Friday, 21 September 2012

AEON Credit Service (M) - 1HFY13 results within expectations


Period    2Q13/1H13

Actual vs.  Expectations
 Within expectations. ACSM reported 1HFY13 net profit of RM60.2m that was 47% of ours and 46% of the consensus’ estimate.  

Dividends   Declared an interim single tier dividend of 15.50 sen per share.

Key Result Highlights
 The 2QFY13 total revenue of RM121.1m was up 36% YoY, driven mainly by higher gross receivables (+41% YoY) with a stable interest spread of 19%. 

 The group’s 2QFY13 loans growth was mainly underpinned by higher contributions from the personal financing (+148% YoY), vehicle easy payment (+41%), general easy payment (+18%) and the credit card segments (18%). The net NPL remained low at 1.53% (vs. 1Q13: 1.68%).  

 The group’s 2Q13 pretax profit of RM43.7m meanwhile rose by 39% YoY on the back of a higher revenue.  

 Its motor-cycle financing segment contributed 34% to the group’s total revenue, followed by 16%, 25% and 18% from the credit cards, general easy payment and personal financing segments respectively.  

 The annualised ROE meanwhile was at a solid 33.4% vs. FY12’s 30.7%.

Outlook   The group’s loan growth and credit quality outlook remained intact according to management, underpinned by its strong merchant distribution platform. Going forward, we view a 30% loan growth target in FY13 as achievable with a favourable outlook for its (i) Credit Card, (ii) Personal Finance and (iii) Motorcycle Financing divisions.  This should result in an impressive 39% earnings growth in FY13.
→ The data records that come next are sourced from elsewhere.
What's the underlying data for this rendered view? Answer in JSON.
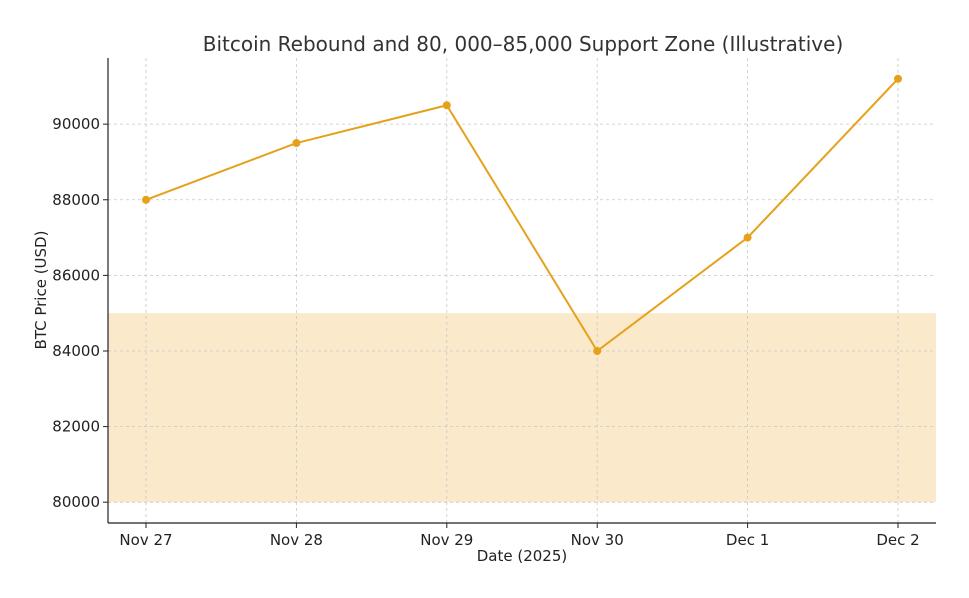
{
  "chart_data": {
    "type": "line",
    "title": "Bitcoin Rebound and 80, 000–85,000 Support Zone (Illustrative)",
    "xlabel": "Date (2025)",
    "ylabel": "BTC Price (USD)",
    "categories": [
      "Nov 27",
      "Nov 28",
      "Nov 29",
      "Nov 30",
      "Dec 1",
      "Dec 2"
    ],
    "series": [
      {
        "values": [
          88000,
          89500,
          90500,
          84000,
          87000,
          91200
        ],
        "color": "#e6a11a"
      }
    ],
    "yticks": [
      80000,
      82000,
      84000,
      86000,
      88000,
      90000
    ],
    "ylim": [
      79450,
      91750
    ],
    "support_zone": {
      "from": 80000,
      "to": 85000,
      "color": "#fae9ca"
    },
    "grid": true
  }
}
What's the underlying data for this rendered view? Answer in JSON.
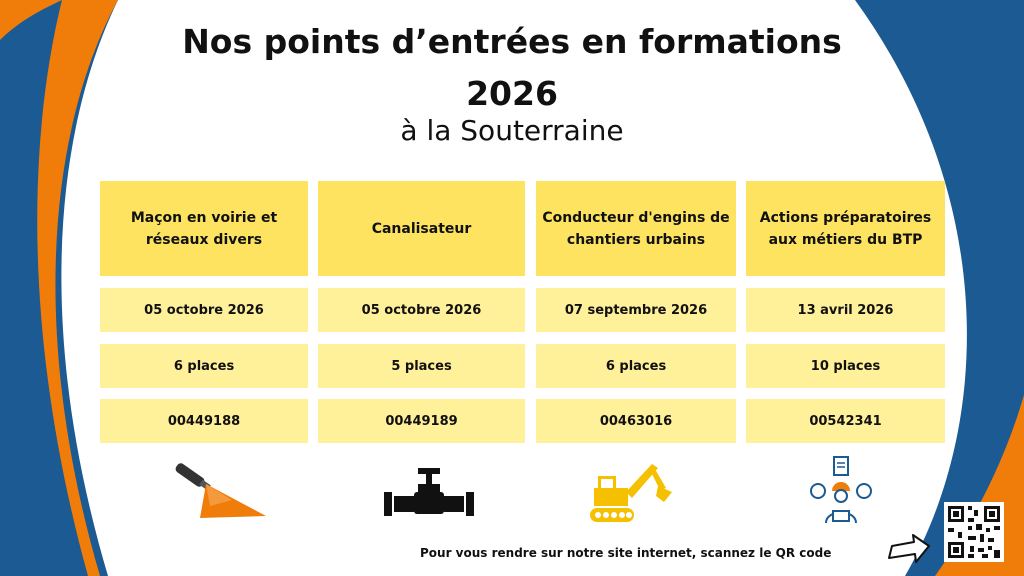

However, we think the current share price could have priced in the strong earnings growth already.
Change to Forecasts
 No changes in our forecasts.

Rating  Maintained MARKET PERFORM
 At the current level, the stock offers a potential capital downside of 3.7% but this is expected to be offset by a dividend yield of 4.1%, which brings the potential total return to only 0.4% over the next 12 months.

Valuation    We have raised ACSM’s ex-bonus target price to RM9.70 (from RM8.30 previously) based on 9.0x over FY14 EPS of RM1.08 as we roll forward our valuation year. The TP implies a 3.13x FY14 P/BV.

Risks   Potential higher loan growth in 2012.